Other top MBC winners included:

• Exo Dynamics, an ergonomic support device that enables health care practitioners who experience back problems to perform at their best in the operating room. ($10,000 Pryor-Hale Runner-up and $5,000 Williamson Award for Outstanding Business & Engineering Team)

• Centricycle, a nonprofit company working to improve health care in rural India through the use of sustainable diagnostic technology and education. ($7,500 Erb Award for Sustainability)

• Go Tickets, a digital ticketing solution for college and university athletic programs. ($2,500 Best Undergraduate Team and $2,000 Outstanding Presentation)

• Torch Hybrid, software service provider for marine hybrid-electric powertrain development and energy management. ($2,500 Marketing Award sponsored by Mark Petroff and $2,000 Best Written Plan)

• Password Patterns, offering a pattern of colored boxes in a matrix that allows one to memorize a design or color pattern other than numbers for a password. ($2,500 Marketing Award sponsored by Mark Petroff)

• PhasiQ Inc., offering high-throughput bioanalysis assays, producing data otherwise not obtainable to life scientists in pharmaceutical industries. ($2,000 Outstanding Presentation)

The Dare to Dream Grant program, sponsored by Eugene Applebaum, founder of Arbor Drugs and president of Arbor Investments Group, funds students looking to test their business idea, formulate a plan and work toward launching their business while earning their degree.

The first phase, a Venture Shaping grant of $500, sponsored by Aastrom Biosciences CEO Tim Mayleben and his wife Dawn Evans, allows teams to determine how to transform identified opportunities into businesses.

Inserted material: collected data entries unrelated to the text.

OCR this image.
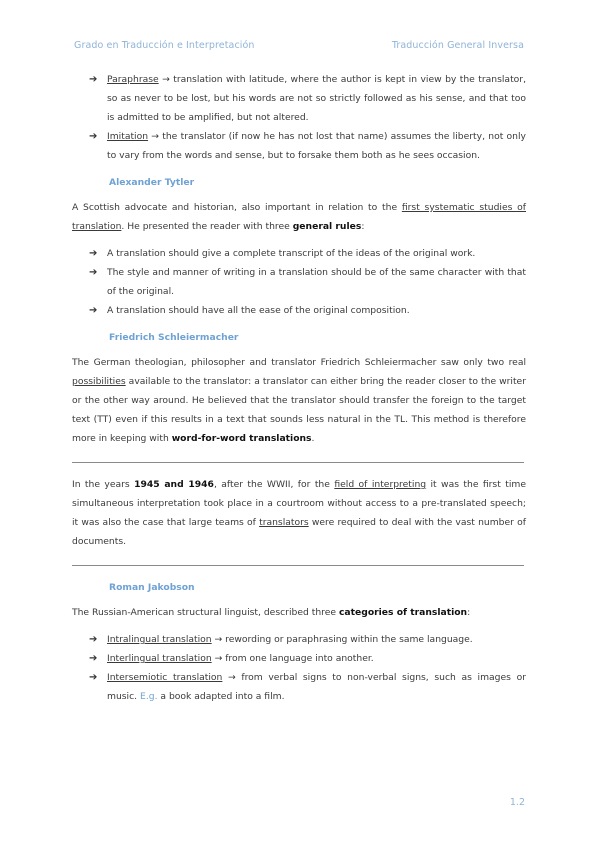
Grado en Traducción e Interpretación	Traducción General Inversa
➔ Paraphrase → translation with latitude, where the author is kept in view by the translator, so as never to be lost, but his words are not so strictly followed as his sense, and that too is admitted to be amplified, but not altered.
➔ Imitation → the translator (if now he has not lost that name) assumes the liberty, not only to vary from the words and sense, but to forsake them both as he sees occasion.
Alexander Tytler

A Scottish advocate and historian, also important in relation to the first systematic studies of translation. He presented the reader with three general rules:

➔ A translation should give a complete transcript of the ideas of the original work.
➔ The style and manner of writing in a translation should be of the same character with that of the original.
➔ A translation should have all the ease of the original composition.
Friedrich Schleiermacher

The German theologian, philosopher and translator Friedrich Schleiermacher saw only two real possibilities available to the translator: a translator can either bring the reader closer to the writer or the other way around. He believed that the translator should transfer the foreign to the target text (TT) even if this results in a text that sounds less natural in the TL. This method is therefore more in keeping with word-for-word translations.

In the years 1945 and 1946, after the WWII, for the field of interpreting it was the first time simultaneous interpretation took place in a courtroom without access to a pre-translated speech; it was also the case that large teams of translators were required to deal with the vast number of documents.

Roman Jakobson

The Russian-American structural linguist, described three categories of translation:

➔ Intralingual translation → rewording or paraphrasing within the same language.
➔ Interlingual translation → from one language into another.
➔ Intersemiotic translation → from verbal signs to non-verbal signs, such as images or music. E.g. a book adapted into a film.
1.2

In all, 17 Mayleben Family Venture Shaping Grants were awarded.

More advanced teams may apply for a $1,500 Assessment Grant to establish the feasibility of their business, or a $10,000 Integration Grant to move their company toward launch. About $50,000 was awarded for Dare to Dream and Venture Shaping grants.

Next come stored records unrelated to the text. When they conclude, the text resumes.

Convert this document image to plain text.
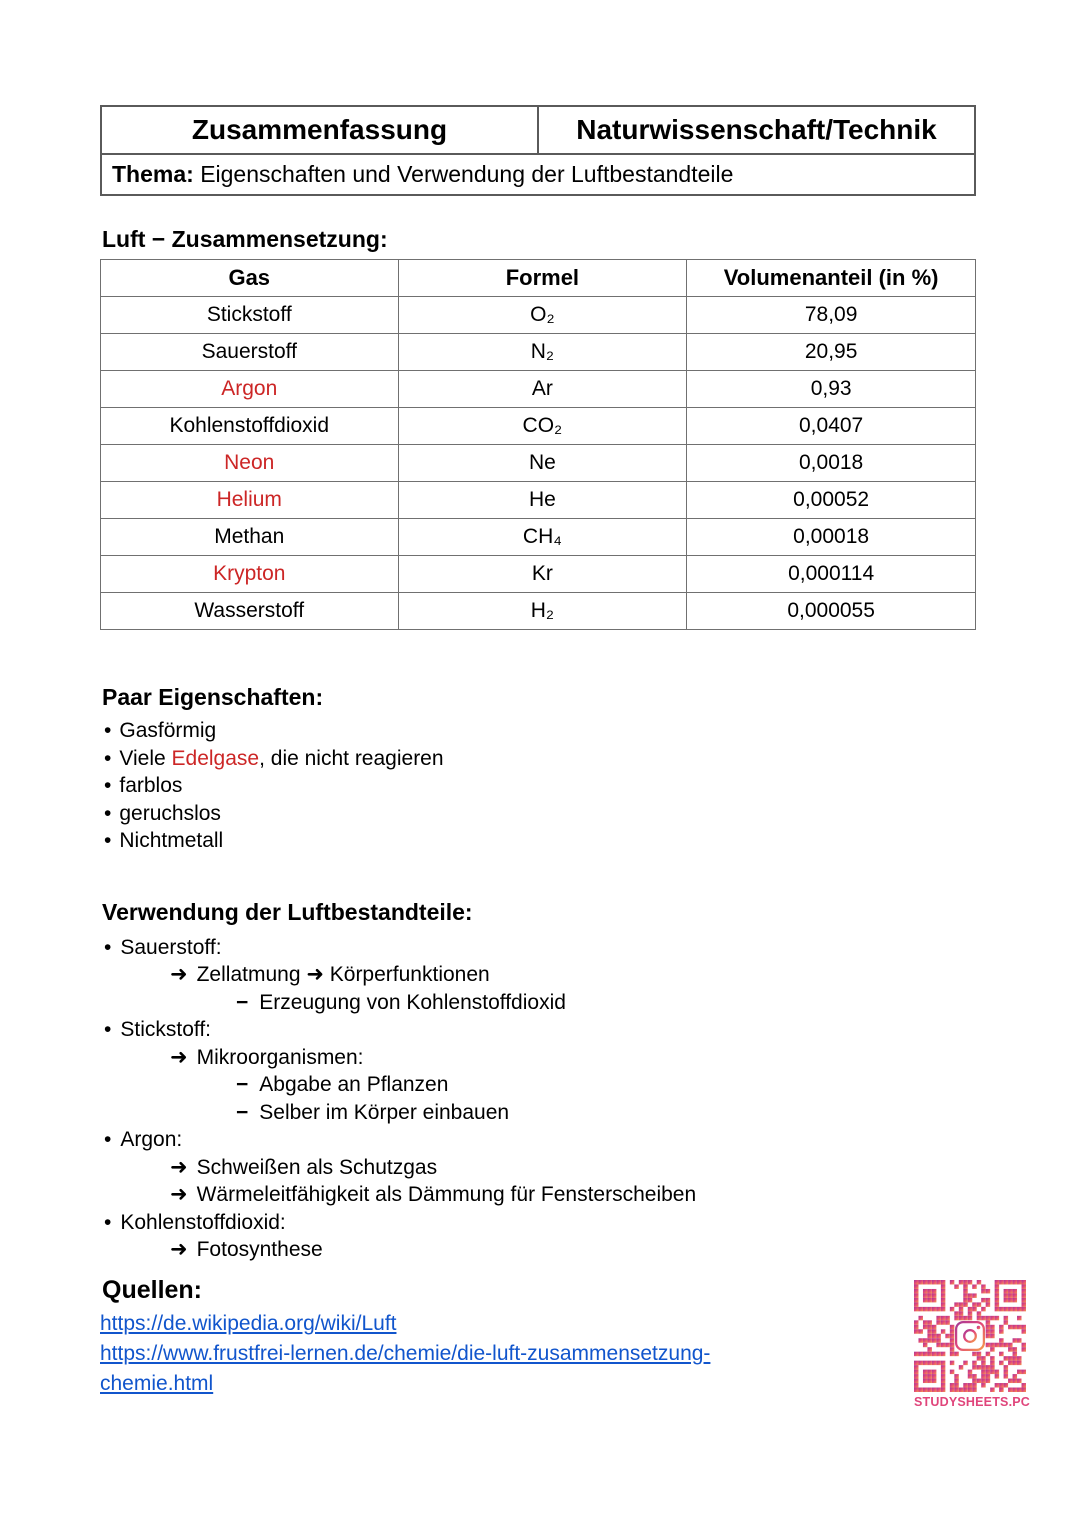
Zusammenfassung	Naturwissenschaft/Technik
Thema: Eigenschaften und Verwendung der Luftbestandteile
Luft − Zusammensetzung:
Gas	Formel	Volumenanteil (in %)
Stickstoff	O₂	78,09
Sauerstoff	N₂	20,95
Argon	Ar	0,93
Kohlenstoffdioxid	CO₂	0,0407
Neon	Ne	0,0018
Helium	He	0,00052
Methan	CH₄	0,00018
Krypton	Kr	0,000114
Wasserstoff	H₂	0,000055
Paar Eigenschaften:
• Gasförmig
• Viele Edelgase, die nicht reagieren
• farblos
• geruchslos
• Nichtmetall
Verwendung der Luftbestandteile:
• Sauerstoff:
➜ Zellatmung ➜ Körperfunktionen
− Erzeugung von Kohlenstoffdioxid
• Stickstoff:
➜ Mikroorganismen:
− Abgabe an Pflanzen
− Selber im Körper einbauen
• Argon:
➜ Schweißen als Schutzgas
➜ Wärmeleitfähigkeit als Dämmung für Fensterscheiben
• Kohlenstoffdioxid:
➜ Fotosynthese
Quellen:
https://de.wikipedia.org/wiki/Luft
https://www.frustfrei-lernen.de/chemie/die-luft-zusammensetzung-chemie.html
STUDYSHEETS.PC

Dare to Dream Integration Grant winners included:

• Kymeira Advanced Materials, creator of proprietary, new-to-the-world material that offers properties of heat tolerance, hardness and strength, similar to advanced ceramics, but with a fabrication process similar to thermosets. ($5,000)

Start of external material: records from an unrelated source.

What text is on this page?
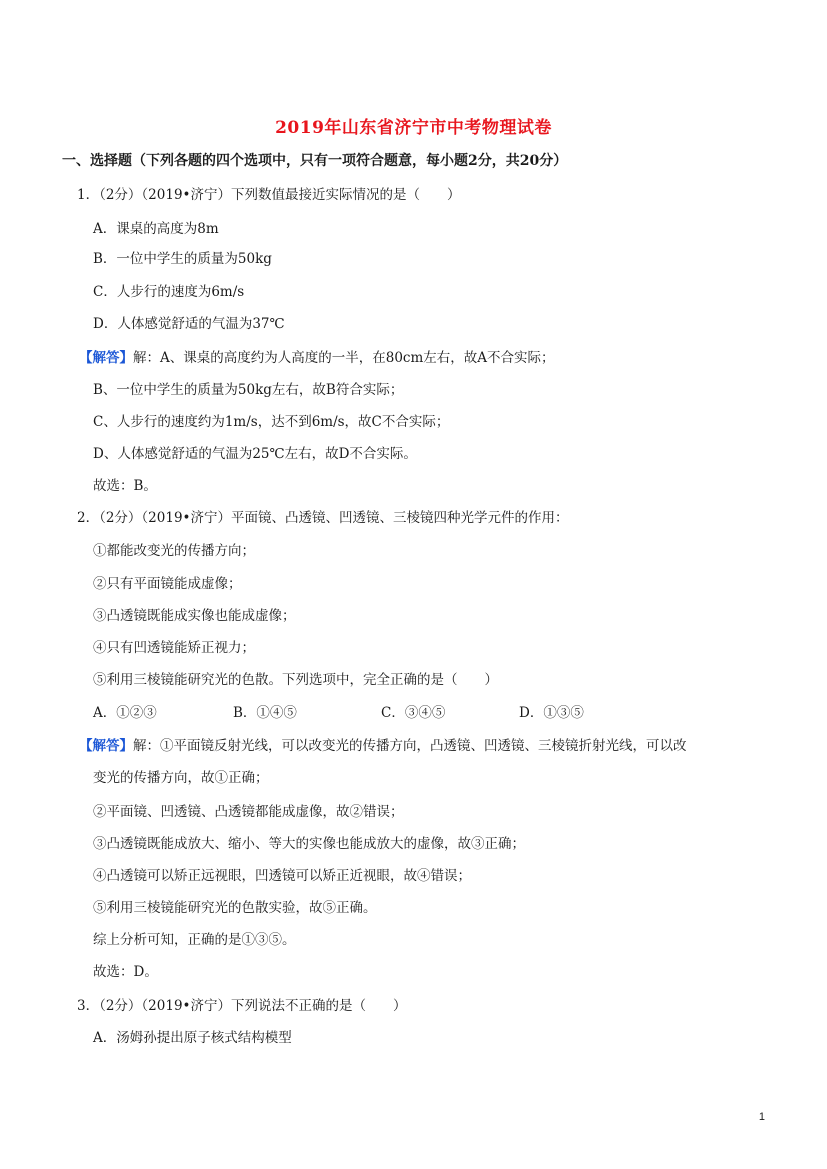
2019年山东省济宁市中考物理试卷
一、选择题（下列各题的四个选项中，只有一项符合题意，每小题2分，共20分）
1．（2分）（2019•济宁）下列数值最接近实际情况的是（　　）
A．课桌的高度为8m
B．一位中学生的质量为50kg
C．人步行的速度为6m/s
D．人体感觉舒适的气温为37℃
【解答】解：A、课桌的高度约为人高度的一半，在80cm左右，故A不合实际；
B、一位中学生的质量为50kg左右，故B符合实际；
C、人步行的速度约为1m/s，达不到6m/s，故C不合实际；
D、人体感觉舒适的气温为25℃左右，故D不合实际。
故选：B。
2．（2分）（2019•济宁）平面镜、凸透镜、凹透镜、三棱镜四种光学元件的作用：
①都能改变光的传播方向；
②只有平面镜能成虚像；
③凸透镜既能成实像也能成虚像；
④只有凹透镜能矫正视力；
⑤利用三棱镜能研究光的色散。下列选项中，完全正确的是（　　）
A．①②③	B．①④⑤	C．③④⑤	D．①③⑤
【解答】解：①平面镜反射光线，可以改变光的传播方向，凸透镜、凹透镜、三棱镜折射光线，可以改
变光的传播方向，故①正确；
②平面镜、凹透镜、凸透镜都能成虚像，故②错误；
③凸透镜既能成放大、缩小、等大的实像也能成放大的虚像，故③正确；
④凸透镜可以矫正远视眼，凹透镜可以矫正近视眼，故④错误；
⑤利用三棱镜能研究光的色散实验，故⑤正确。
综上分析可知，正确的是①③⑤。
故选：D。
3．（2分）（2019•济宁）下列说法不正确的是（　　）
A．汤姆孙提出原子核式结构模型
1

• Mariposa Diagnostics, clinical lab services and research organization focused on transforming the process of diagnosing lupus and accelerating the pace of new therapeutic developments. ($2,500)

Dare to Dream Assessment Grants of $1,500 were awarded to:

• A2Cribs, a large-scale lease aggregator providing a database of rental listings for college students.

• Focus, the digital personal trainer integrated into a wristwatch-like device.

• Reveneyes, a Web-based software platform that gives health care providers a single, concise, near-real-time view of profitability for each patient visit.

• RippleSense, a mobile-augmented reality platform that helps tourists explore places through instant information, stories and memories of others, making the interaction between people and environment more personal and intimate.

In the past decade, more than 2,000 students have participated in the Zell Lurie Institute's Michigan Business Challenge and Dare to Dream competitions, which have awarded more than $1.5 million during that time.

U-M's first business plan competition was established in 1984 by business school alum Millard Pryor to encourage and identify the most promising student-led businesses. In 1995 it became known as the Pryor-Hale Business Plan Competition and was renamed the Michigan Business Challenge in 2005.

The grand prize of the event remains the Pryor-Hale Award for Best Business in honor of the individuals and families who initiated the original competition.